A novel non-parametric hybrid clustering approach that merges K-means and hierarchical methods for detecting general-shaped clusters in large datasets.

Findings

Effective in identifying complex-shaped clusters

Performs well on simulated datasets

Scalable to larger datasets

Abstract

Clustering partitions a dataset such that observations placed together in a group are similar but different from those in other groups. Hierarchical and $K$-means clustering are two approaches but have different strengths and weaknesses. For instance, hierarchical clustering identifies groups in a tree-like structure but suffers from computational complexity in large datasets while $K$-means clustering is efficient but designed to identify homogeneous spherically-shaped clusters.
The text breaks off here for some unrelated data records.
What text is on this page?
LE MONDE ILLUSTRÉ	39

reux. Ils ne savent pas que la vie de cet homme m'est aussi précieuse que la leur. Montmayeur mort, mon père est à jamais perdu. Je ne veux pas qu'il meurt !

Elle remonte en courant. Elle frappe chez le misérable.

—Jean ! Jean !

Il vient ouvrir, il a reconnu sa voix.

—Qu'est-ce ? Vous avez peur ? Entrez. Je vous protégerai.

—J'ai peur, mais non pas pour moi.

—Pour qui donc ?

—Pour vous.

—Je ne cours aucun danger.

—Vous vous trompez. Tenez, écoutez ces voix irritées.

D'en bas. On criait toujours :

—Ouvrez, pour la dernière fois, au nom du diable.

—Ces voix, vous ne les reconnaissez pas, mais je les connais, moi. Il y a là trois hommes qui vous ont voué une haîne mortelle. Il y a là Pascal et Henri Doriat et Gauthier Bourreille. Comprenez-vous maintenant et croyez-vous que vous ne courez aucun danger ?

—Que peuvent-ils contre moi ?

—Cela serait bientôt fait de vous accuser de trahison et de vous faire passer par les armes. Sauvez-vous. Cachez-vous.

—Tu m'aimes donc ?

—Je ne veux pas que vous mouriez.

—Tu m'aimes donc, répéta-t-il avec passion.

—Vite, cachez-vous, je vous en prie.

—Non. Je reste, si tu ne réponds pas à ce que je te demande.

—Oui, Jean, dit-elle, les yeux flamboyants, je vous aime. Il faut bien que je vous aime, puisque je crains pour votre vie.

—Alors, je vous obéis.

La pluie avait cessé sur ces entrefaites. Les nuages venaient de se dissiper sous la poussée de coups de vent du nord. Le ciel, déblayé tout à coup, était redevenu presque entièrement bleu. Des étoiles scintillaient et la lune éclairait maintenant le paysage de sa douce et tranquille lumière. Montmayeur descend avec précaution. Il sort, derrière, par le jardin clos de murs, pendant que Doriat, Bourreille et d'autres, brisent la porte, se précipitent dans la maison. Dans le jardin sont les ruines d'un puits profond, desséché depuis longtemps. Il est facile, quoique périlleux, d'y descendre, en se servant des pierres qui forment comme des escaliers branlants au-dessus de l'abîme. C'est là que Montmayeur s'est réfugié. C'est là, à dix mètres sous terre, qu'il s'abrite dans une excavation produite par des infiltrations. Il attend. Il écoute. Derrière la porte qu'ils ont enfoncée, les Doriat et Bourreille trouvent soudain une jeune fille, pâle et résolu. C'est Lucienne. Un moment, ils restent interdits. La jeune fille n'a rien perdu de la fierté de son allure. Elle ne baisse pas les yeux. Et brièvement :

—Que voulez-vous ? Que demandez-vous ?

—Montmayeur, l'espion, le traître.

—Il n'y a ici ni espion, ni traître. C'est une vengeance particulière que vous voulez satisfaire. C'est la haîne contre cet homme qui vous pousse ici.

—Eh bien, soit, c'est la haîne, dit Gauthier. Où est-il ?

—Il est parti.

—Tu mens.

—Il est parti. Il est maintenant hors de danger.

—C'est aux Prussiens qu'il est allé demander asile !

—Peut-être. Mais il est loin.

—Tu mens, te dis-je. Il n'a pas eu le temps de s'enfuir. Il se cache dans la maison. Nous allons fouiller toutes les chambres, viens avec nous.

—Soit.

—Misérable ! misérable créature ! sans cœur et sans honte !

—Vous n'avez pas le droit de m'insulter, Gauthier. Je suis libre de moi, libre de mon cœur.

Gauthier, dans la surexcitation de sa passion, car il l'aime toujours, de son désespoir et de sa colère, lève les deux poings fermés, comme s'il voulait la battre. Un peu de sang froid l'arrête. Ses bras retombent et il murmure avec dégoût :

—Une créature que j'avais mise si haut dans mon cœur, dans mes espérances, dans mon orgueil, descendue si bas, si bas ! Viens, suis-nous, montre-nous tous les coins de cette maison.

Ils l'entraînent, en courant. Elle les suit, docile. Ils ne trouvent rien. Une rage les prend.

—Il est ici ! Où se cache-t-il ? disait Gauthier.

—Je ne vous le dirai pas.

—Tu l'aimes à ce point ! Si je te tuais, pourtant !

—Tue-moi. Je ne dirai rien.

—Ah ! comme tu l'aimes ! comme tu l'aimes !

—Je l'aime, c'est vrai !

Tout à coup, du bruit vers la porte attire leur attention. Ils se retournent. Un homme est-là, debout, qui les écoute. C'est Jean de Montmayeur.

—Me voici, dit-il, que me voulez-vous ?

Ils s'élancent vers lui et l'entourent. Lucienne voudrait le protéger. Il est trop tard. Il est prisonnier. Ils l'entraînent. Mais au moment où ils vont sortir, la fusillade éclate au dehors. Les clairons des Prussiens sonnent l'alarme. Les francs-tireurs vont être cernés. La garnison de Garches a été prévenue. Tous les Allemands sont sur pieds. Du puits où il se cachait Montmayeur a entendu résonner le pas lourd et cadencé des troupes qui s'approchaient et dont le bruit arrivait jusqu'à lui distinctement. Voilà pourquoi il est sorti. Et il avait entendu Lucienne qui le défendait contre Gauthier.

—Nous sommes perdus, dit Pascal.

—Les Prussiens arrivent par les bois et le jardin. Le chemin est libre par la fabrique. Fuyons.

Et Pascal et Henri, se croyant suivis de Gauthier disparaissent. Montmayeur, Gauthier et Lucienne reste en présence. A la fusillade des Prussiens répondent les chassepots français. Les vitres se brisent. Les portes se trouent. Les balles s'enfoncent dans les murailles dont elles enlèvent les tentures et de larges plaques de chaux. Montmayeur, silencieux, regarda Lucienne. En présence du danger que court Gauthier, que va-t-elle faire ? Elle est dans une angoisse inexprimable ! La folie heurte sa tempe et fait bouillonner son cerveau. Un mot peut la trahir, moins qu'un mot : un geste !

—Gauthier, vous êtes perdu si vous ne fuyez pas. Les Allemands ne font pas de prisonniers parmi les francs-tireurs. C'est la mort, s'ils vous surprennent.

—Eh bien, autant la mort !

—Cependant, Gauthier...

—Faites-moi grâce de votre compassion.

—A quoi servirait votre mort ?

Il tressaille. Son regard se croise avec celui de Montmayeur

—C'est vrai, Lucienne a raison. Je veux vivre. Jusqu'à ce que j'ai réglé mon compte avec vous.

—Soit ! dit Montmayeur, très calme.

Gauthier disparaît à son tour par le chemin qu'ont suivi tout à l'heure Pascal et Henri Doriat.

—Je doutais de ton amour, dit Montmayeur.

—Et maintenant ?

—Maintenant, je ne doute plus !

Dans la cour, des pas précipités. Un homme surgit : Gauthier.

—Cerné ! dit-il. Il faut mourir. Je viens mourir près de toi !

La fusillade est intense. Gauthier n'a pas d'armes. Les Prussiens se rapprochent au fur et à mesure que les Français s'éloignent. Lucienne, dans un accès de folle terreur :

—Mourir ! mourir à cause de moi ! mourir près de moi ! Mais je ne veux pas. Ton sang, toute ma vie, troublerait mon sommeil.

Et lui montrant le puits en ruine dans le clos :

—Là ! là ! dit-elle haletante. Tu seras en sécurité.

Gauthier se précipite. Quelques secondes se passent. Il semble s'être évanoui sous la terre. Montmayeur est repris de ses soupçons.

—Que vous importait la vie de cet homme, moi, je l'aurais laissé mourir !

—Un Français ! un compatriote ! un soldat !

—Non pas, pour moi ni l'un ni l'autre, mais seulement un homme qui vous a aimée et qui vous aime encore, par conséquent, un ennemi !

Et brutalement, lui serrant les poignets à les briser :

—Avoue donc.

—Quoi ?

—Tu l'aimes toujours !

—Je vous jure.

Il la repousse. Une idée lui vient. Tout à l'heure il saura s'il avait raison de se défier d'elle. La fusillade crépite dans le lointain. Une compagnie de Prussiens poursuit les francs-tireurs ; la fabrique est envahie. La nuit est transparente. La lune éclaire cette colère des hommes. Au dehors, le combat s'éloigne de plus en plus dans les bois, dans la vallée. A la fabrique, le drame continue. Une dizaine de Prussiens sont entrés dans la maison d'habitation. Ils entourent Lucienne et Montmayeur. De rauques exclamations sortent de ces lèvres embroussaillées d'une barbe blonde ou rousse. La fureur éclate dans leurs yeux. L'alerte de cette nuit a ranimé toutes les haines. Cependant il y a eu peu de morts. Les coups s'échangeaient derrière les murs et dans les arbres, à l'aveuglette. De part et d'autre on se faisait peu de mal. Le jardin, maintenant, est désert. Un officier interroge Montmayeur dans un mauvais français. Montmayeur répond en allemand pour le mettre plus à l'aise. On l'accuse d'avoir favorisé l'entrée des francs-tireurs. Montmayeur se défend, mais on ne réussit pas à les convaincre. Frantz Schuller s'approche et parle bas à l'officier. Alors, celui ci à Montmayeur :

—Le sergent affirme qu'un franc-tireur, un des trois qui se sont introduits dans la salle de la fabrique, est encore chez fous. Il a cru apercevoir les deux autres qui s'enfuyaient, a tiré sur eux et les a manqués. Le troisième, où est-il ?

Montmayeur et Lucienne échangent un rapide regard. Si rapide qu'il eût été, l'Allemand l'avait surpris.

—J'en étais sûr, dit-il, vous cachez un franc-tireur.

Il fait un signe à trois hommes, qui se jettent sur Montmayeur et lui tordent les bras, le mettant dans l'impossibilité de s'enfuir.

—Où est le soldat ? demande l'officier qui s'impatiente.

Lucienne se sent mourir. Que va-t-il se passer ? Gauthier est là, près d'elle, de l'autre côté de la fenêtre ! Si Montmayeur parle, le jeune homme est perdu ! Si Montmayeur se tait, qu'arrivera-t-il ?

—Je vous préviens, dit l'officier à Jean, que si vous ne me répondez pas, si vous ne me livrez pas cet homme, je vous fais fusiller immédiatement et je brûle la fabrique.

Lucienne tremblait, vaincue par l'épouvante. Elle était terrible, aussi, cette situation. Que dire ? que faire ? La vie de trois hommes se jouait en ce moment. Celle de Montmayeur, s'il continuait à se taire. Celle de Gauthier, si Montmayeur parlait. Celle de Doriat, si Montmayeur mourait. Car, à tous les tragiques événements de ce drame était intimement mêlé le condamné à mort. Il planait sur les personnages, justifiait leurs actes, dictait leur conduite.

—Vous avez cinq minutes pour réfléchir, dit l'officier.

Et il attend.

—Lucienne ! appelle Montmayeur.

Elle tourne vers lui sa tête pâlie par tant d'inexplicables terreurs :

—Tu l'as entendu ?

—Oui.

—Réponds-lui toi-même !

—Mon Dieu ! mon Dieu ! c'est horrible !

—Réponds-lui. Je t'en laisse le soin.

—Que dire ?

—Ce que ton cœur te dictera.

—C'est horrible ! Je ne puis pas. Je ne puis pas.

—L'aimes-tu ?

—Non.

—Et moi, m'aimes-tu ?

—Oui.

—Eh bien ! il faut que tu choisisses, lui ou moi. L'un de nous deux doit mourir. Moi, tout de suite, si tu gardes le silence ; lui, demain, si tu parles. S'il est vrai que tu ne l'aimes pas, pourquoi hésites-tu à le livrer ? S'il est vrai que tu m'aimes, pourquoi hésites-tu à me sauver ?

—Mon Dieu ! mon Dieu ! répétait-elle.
We present a hybrid non-parametric clustering approach that amalgamates the two methods to identify general-shaped clusters and that can be applied to larger datasets. Specifically, we first partition the dataset into spherical groups using $K$-means. We next merge these groups using hierarchical methods with a data-driven distance measure as a stopping criterion. Our proposal has the potential to reveal groups with general shapes and structure in a dataset. We demonstrate good performance on several simulated and real datasets.